DigitalEurope’s comments provided specific case studies about impacts on EU businesses that seek to engage in business ventures with entities located in third countries: use of cloud service provider by European manufacturing company with factory for industrial parts in Mexico, remote access to data for joint venture between China and Germany businesses to build a car, and HR records remotely shared between French parent company and its subsidiaries outside the EU.


This article has summarized the discussion of data localization issues by approximately 25% of all the comments to the EDPB on its draft guidance. For many current practices, the comments indicate that organizations are concerned that implementation of the guidance would require data localization. In addition, the effect of legal requirements similar to the guidance will be a reason for organizations to reduce legal risk by adopting localization even where localization is not necessarily required. The decision in Portugal on April 27 means that regulators and organizations that process personal data will be considering data localization issues with new urgency.

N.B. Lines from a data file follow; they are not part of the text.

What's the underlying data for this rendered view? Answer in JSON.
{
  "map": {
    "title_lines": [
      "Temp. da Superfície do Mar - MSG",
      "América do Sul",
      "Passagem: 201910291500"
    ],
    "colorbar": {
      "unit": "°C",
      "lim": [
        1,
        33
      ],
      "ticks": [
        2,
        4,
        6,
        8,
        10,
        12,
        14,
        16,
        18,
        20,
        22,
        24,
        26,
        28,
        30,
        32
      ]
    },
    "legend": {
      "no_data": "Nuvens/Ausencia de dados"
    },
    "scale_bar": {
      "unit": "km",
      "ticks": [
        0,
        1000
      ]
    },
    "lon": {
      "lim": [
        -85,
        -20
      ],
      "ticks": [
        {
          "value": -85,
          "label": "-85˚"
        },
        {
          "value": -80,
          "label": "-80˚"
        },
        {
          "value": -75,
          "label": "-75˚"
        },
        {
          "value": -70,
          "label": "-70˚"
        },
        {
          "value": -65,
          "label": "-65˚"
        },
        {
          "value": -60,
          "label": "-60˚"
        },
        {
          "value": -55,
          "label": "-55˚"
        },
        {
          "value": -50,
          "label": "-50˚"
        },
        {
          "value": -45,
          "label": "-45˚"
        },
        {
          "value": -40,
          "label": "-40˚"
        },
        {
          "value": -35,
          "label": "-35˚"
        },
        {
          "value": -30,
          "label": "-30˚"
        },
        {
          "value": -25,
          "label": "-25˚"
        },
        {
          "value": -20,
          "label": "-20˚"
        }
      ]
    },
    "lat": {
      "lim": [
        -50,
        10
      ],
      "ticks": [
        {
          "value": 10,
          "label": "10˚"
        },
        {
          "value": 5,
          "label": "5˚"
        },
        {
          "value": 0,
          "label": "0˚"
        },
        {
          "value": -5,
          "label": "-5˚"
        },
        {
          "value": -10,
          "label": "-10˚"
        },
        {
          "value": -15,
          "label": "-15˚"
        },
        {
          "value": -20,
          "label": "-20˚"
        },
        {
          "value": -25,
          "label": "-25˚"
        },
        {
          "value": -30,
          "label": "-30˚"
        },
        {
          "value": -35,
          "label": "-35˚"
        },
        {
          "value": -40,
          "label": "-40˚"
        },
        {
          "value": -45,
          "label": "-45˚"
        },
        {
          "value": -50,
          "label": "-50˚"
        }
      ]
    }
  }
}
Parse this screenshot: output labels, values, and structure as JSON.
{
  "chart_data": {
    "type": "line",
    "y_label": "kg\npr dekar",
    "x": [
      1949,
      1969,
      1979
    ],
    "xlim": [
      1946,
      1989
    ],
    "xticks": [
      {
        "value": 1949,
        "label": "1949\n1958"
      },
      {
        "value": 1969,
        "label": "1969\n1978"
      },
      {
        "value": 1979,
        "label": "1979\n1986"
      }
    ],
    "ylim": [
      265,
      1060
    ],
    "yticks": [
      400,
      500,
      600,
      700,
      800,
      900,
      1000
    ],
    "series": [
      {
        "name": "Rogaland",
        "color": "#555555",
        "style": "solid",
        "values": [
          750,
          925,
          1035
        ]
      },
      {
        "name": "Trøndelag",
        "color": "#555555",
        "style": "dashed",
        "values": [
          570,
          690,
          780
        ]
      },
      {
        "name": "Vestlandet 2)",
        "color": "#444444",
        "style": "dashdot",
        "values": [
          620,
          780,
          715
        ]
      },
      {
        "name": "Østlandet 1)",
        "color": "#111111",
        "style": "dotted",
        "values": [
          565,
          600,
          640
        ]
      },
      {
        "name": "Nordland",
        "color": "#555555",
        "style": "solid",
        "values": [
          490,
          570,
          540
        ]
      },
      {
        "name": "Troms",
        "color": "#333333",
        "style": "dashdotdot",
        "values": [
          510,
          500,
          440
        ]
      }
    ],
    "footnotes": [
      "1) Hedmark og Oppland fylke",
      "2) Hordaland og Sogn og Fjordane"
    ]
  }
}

The purpose of this article, instead of proposing specific legal changes, is to make the contents of the comments accessible to a broader range of readers. With that said, we close with two observations based on the comments.

First, data localization in the EU would quite possibly promote data localization elsewhere in the world, ultimately undermining data protection rights outside the EU. EU statements historically have often promoted an open digital economy, but other countries would see these current EU actions as supporting localization. In particular, data localization has long been touted as a means for law enforcement authorities to ensure speedy, direct and unrestricted access to personal data — data that today is often stored in a different country, under more stringent data protection laws that restrict government access to data. In countries that lack minimum standards of rule of law, democratic processes and protections for human rights, direct government access to data could act as a tool to suppress fundamental rights and civil liberties, including privacy. An unintended effect of the guidance may thus be to worsen data protection globally.

Second, although we did not track precise statistics, a recurring recommendation from the overall comments is to adopt a “risk-based” approach when assessing transfers to third countries. For example, many organizations have never received a foreign intelligence request, and many types of personal data are of little or no interest to national security agencies. Under a risk-based approach, organizations could conduct transfer impact assessments, adapting supplemental safeguards and use of derogations to the particular data transfer.

In closing, whether there has been any intention to promote data localization in the EU, the public comments indicate a widely shared and well-documented concern that implementing the guidance would indeed result in widespread data localization, as the Portuguese decisions suggests may be the case.